Our training loss for a sequence $X = (x_1, \ldots, x_T)$ is

\[\mathcal{L} = \frac{1}{T}\sum_{t=1}^{T} -\log p_\theta(x_t \mid x_1, \ldots, x_{t-1}).\]

This is the average negative log-likelihood per token. When we train on multiple sequences, we average over all tokens across all of them.

Recall from Section 3.3 that the likelihood of the data is the product $\prod_{t=1}^{T} p_\theta(x_t \mid x_1, \ldots, x_{t-1})$. The inverse of this product is

\[\frac{1}{\prod_{t=1}^{T} p_\theta(x_t \mid x_1, \ldots, x_{t-1})} = \exp(T \cdot \mathcal{L}).\]

This is how “surprised” the model is by the data: a large value means the model assigned low probability to what actually happened. But this quantity grows exponentially with $T$, so it is useless for comparing datasets of different lengths. To normalize, take the $T$-th root — the geometric mean of the per-token inverse probabilities:

\[\text{perplexity} = \left(\frac{1}{\prod_{t=1}^{T} p_\theta(x_t \mid x_1, \ldots, x_{t-1})}\right)^{1/T} = \exp(\mathcal{L}).\]

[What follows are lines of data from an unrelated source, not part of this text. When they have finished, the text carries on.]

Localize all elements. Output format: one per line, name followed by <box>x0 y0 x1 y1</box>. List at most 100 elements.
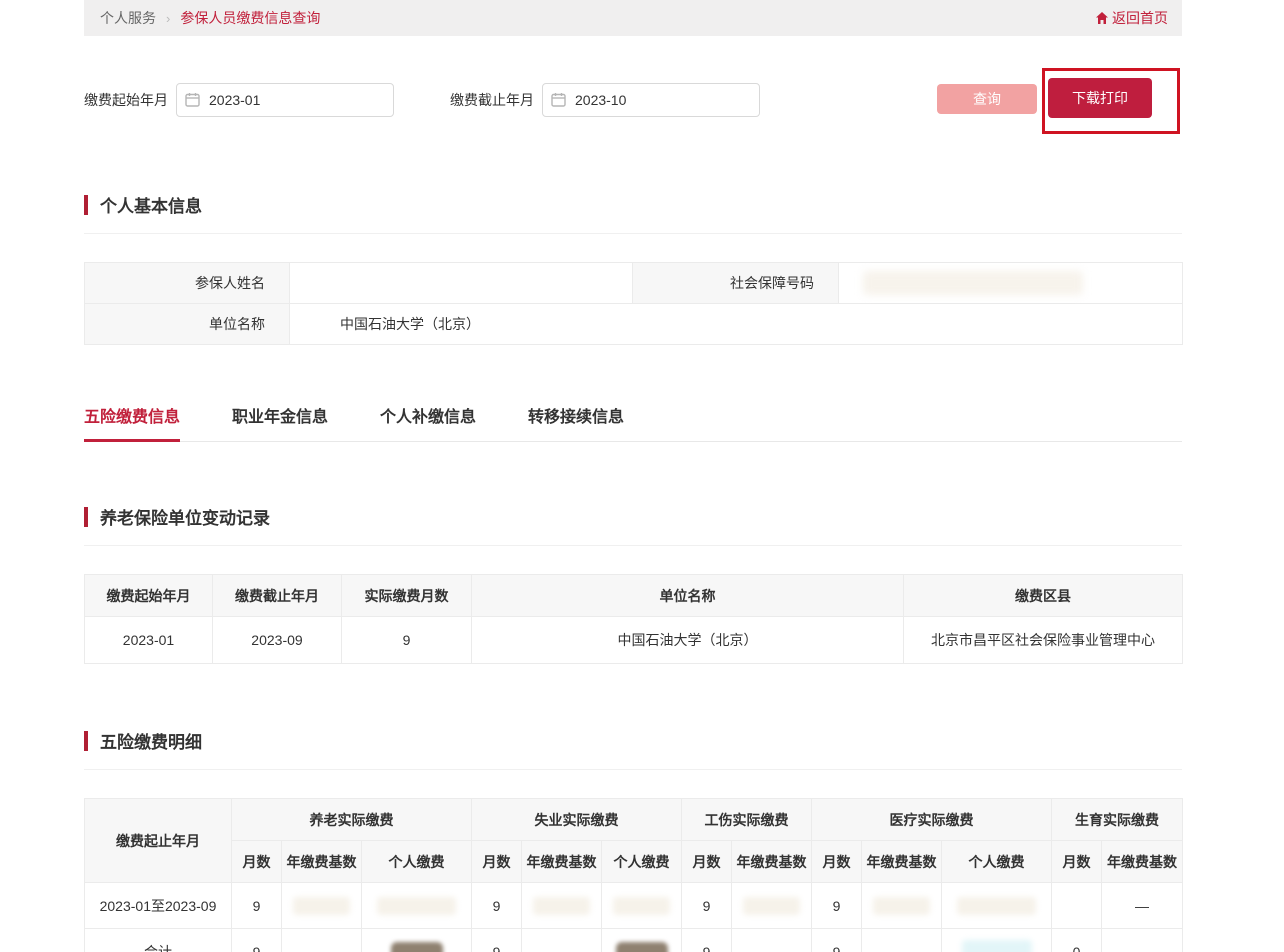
table-row-total: 合计 9 ------ 9 ------ 9 ------ 9 ------ 0… <box>85 929 1183 952</box>
breadcrumb-bar: 个人服务 › 参保人员缴费信息查询 返回首页 <box>84 0 1182 36</box>
personal-cell <box>942 929 1052 952</box>
redacted-value <box>962 940 1032 952</box>
personal-cell <box>362 883 472 929</box>
divider <box>84 233 1182 234</box>
column-header: 月数 <box>472 841 522 883</box>
base-cell: ------ <box>1102 929 1183 952</box>
pension-change-section-title: 养老保险单位变动记录 <box>84 504 1182 529</box>
base-cell: — <box>1102 883 1183 929</box>
social-security-number-value <box>839 263 1183 304</box>
months-cell: 0 <box>1052 929 1102 952</box>
tab-occupational-annuity-info[interactable]: 职业年金信息 <box>232 403 328 441</box>
period-cell: 合计 <box>85 929 232 952</box>
column-header: 月数 <box>232 841 282 883</box>
months-cell: 9 <box>812 883 862 929</box>
start-month-input[interactable] <box>176 83 394 117</box>
base-cell <box>862 883 942 929</box>
column-header: 月数 <box>1052 841 1102 883</box>
end-month-label: 缴费截止年月 <box>450 90 534 110</box>
base-cell <box>522 883 602 929</box>
personal-cell <box>602 883 682 929</box>
redacted-value <box>957 897 1035 915</box>
months-cell <box>1052 883 1102 929</box>
return-home-link[interactable]: 返回首页 <box>1095 8 1168 28</box>
personal-info-section-title: 个人基本信息 <box>84 192 1182 217</box>
start-month-label: 缴费起始年月 <box>84 90 168 110</box>
table-header-row: 缴费起始年月 缴费截止年月 实际缴费月数 单位名称 缴费区县 <box>85 575 1183 617</box>
months-cell: 9 <box>812 929 862 952</box>
personal-cell <box>362 929 472 952</box>
actual-months-cell: 9 <box>342 617 472 664</box>
calendar-icon <box>185 92 200 107</box>
start-month-cell: 2023-01 <box>85 617 213 664</box>
column-header: 个人缴费 <box>942 841 1052 883</box>
column-header: 月数 <box>682 841 732 883</box>
start-month-field <box>176 83 394 117</box>
months-cell: 9 <box>472 929 522 952</box>
period-column-header: 缴费起止年月 <box>85 799 232 883</box>
redacted-value <box>293 897 350 915</box>
base-cell <box>282 883 362 929</box>
employer-cell: 中国石油大学（北京） <box>472 617 904 664</box>
group-header-pension: 养老实际缴费 <box>232 799 472 841</box>
column-header: 缴费区县 <box>904 575 1183 617</box>
redacted-value <box>613 897 670 915</box>
end-month-input[interactable] <box>542 83 760 117</box>
base-cell <box>732 883 812 929</box>
tab-bar: 五险缴费信息 职业年金信息 个人补缴信息 转移接续信息 <box>84 403 1182 442</box>
tab-personal-supplementary-payment-info[interactable]: 个人补缴信息 <box>380 403 476 441</box>
column-header: 个人缴费 <box>362 841 472 883</box>
divider <box>84 545 1182 546</box>
download-print-button[interactable]: 下载打印 <box>1048 78 1152 118</box>
months-cell: 9 <box>232 883 282 929</box>
section-marker <box>84 195 88 215</box>
end-month-field <box>542 83 760 117</box>
breadcrumb-separator-icon: › <box>166 11 170 26</box>
filter-row: 缴费起始年月 缴费截止年月 查询 下载打印 <box>84 80 1182 120</box>
table-row: 2023-01 2023-09 9 中国石油大学（北京） 北京市昌平区社会保险事… <box>85 617 1183 664</box>
column-header: 单位名称 <box>472 575 904 617</box>
redacted-value <box>863 271 1083 295</box>
base-cell: ------ <box>732 929 812 952</box>
breadcrumb-personal-services[interactable]: 个人服务 <box>100 8 156 28</box>
breadcrumb-current-page: 参保人员缴费信息查询 <box>180 8 320 28</box>
breadcrumb: 个人服务 › 参保人员缴费信息查询 <box>100 8 320 28</box>
group-header-medical: 医疗实际缴费 <box>812 799 1052 841</box>
section-marker <box>84 731 88 751</box>
months-cell: 9 <box>232 929 282 952</box>
redacted-value <box>533 897 590 915</box>
column-header: 个人缴费 <box>602 841 682 883</box>
district-cell: 北京市昌平区社会保险事业管理中心 <box>904 617 1183 664</box>
base-cell: ------ <box>522 929 602 952</box>
pension-change-title: 养老保险单位变动记录 <box>100 504 270 529</box>
end-month-cell: 2023-09 <box>213 617 342 664</box>
personal-cell <box>602 929 682 952</box>
column-header: 年缴费基数 <box>282 841 362 883</box>
base-cell: ------ <box>862 929 942 952</box>
redacted-value <box>873 897 930 915</box>
column-header: 年缴费基数 <box>522 841 602 883</box>
group-header-maternity: 生育实际缴费 <box>1052 799 1183 841</box>
page-container: 个人服务 › 参保人员缴费信息查询 返回首页 缴费起始年月 缴费截止年月 查询 <box>84 0 1182 952</box>
months-cell: 9 <box>682 883 732 929</box>
calendar-icon <box>551 92 566 107</box>
column-header: 年缴费基数 <box>862 841 942 883</box>
column-header: 缴费起始年月 <box>85 575 213 617</box>
redacted-value <box>391 942 443 952</box>
months-cell: 9 <box>682 929 732 952</box>
tab-five-insurance-payment-info[interactable]: 五险缴费信息 <box>84 403 180 442</box>
personal-info-table: 参保人姓名 社会保障号码 单位名称 中国石油大学（北京） <box>84 262 1183 345</box>
group-header-unemployment: 失业实际缴费 <box>472 799 682 841</box>
return-home-label: 返回首页 <box>1112 8 1168 28</box>
pension-change-table: 缴费起始年月 缴费截止年月 实际缴费月数 单位名称 缴费区县 2023-01 2… <box>84 574 1183 664</box>
payment-detail-section-title: 五险缴费明细 <box>84 728 1182 753</box>
table-row: 单位名称 中国石油大学（北京） <box>85 304 1183 345</box>
group-header-injury: 工伤实际缴费 <box>682 799 812 841</box>
payment-detail-table: 缴费起止年月 养老实际缴费 失业实际缴费 工伤实际缴费 医疗实际缴费 生育实际缴… <box>84 798 1183 952</box>
query-button[interactable]: 查询 <box>937 84 1037 114</box>
column-header: 实际缴费月数 <box>342 575 472 617</box>
tab-transfer-continuation-info[interactable]: 转移接续信息 <box>528 403 624 441</box>
redacted-value <box>743 897 800 915</box>
table-subheader-row: 月数 年缴费基数 个人缴费 月数 年缴费基数 个人缴费 月数 年缴费基数 月数 … <box>85 841 1183 883</box>
months-cell: 9 <box>472 883 522 929</box>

Equivalently, if $\bar{p}$ is the geometric mean probability the model assigns to each correct token, then perplexity $= 1/\bar{p}$.

Why call it “effective number of choices”? If the model assigned uniform probability $1/k$ to $k$ tokens at every step, the geometric mean probability would be $1/k$ and perplexity would be exactly $k$. So a perplexity of $3.5$ means the model is, on average, as uncertain as if it were choosing uniformly among $3.5$ options. A perplexity of $1$ means $\bar{p} = 1$: the model predicts every token with certainty. A perplexity of $65$ (our vocab size) means the model has learned nothing.

Model Loss (nats/token) Perplexity
Uniform baseline $4.17$ $65.0$
Last embedding (bigram) $2.45$ $11.6$
4-layer transformer $1.25$ $3.5$
8-layer transformer $0.92$ $2.5$

Perplexity is the standard metric in published language modeling results because it is comparable across different vocabulary sizes and sequence lengths in a way that raw loss is not.

9. Conclusion

We built a transformer from first principles: starting with raw embeddings, we added weighted combinations, softmax normalization, $\sqrt{d}$ scaling, learned query/key/value transformations, residual connections, and feed-forward layers. The resulting architecture — stacked transformer blocks trained with next-token prediction loss — is the foundation of modern language models.